5. Same pattern for the splicing and velocyto readers¶
The same tissue_positions= and spatial_library_ids= kwargs work identically
on read_starsolo (splicing) and read_starsolo_velocyto:
spl = scs.io.read_starsolo(
sj_dirs=["visium_sample/Solo.out/SJ"],
sample_ids=["vis1"],
tissue_positions=["visium_sample/outs/tissue_positions.csv"],
spatial_library_ids=["vis1"],
)
vel = scs.io.read_starsolo_velocyto(
sample_dirs=["visium_sample"],
sample_ids=["vis1"],
tissue_positions=["visium_sample/outs/tissue_positions.csv"],
spatial_library_ids=["vis1"],
)
# All three share obs_names → direct intersection
common = sorted(set(spl.obs_names) & set(gex.obs_names) & set(vel.obs_names))
spl, gex, vel = spl[common].copy(), gex[common].copy(), vel[common].copy()
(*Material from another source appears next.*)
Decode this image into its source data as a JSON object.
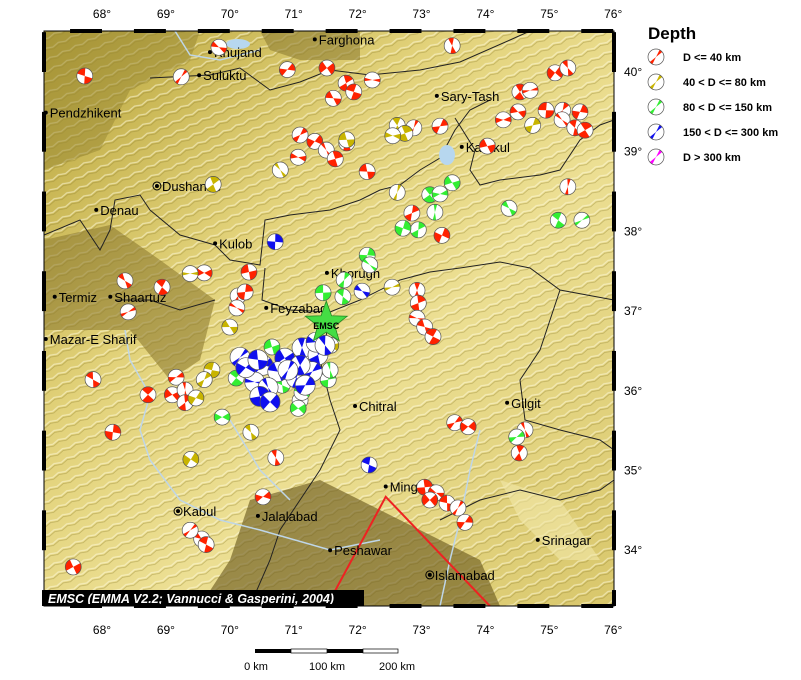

Why not read from filtered/ for spatial?¶
STARsolo's Gene/filtered/barcodes.tsv is determined by an unsupervised
knee-point algorithm on per-barcode UMI counts. Visium spots in low-RNA
tissue regions (e.g. white matter in brain sections) can have UMI counts
below the knee and will be dropped by filtered/ — even though they are
valid tissue spots. The tissue-positions whitelist is derived from the
physical spot grid, which is the correct authority for Visium data.
When tissue_positions= is provided, every reader sources from raw/
(the full barcode set) and intersects with the spot whitelist. This
guarantees zero false negatives from the STARsolo filtering step.
See STARsolo readers and AnnData data layouts — whitelist precedence for the four-level precedence rule.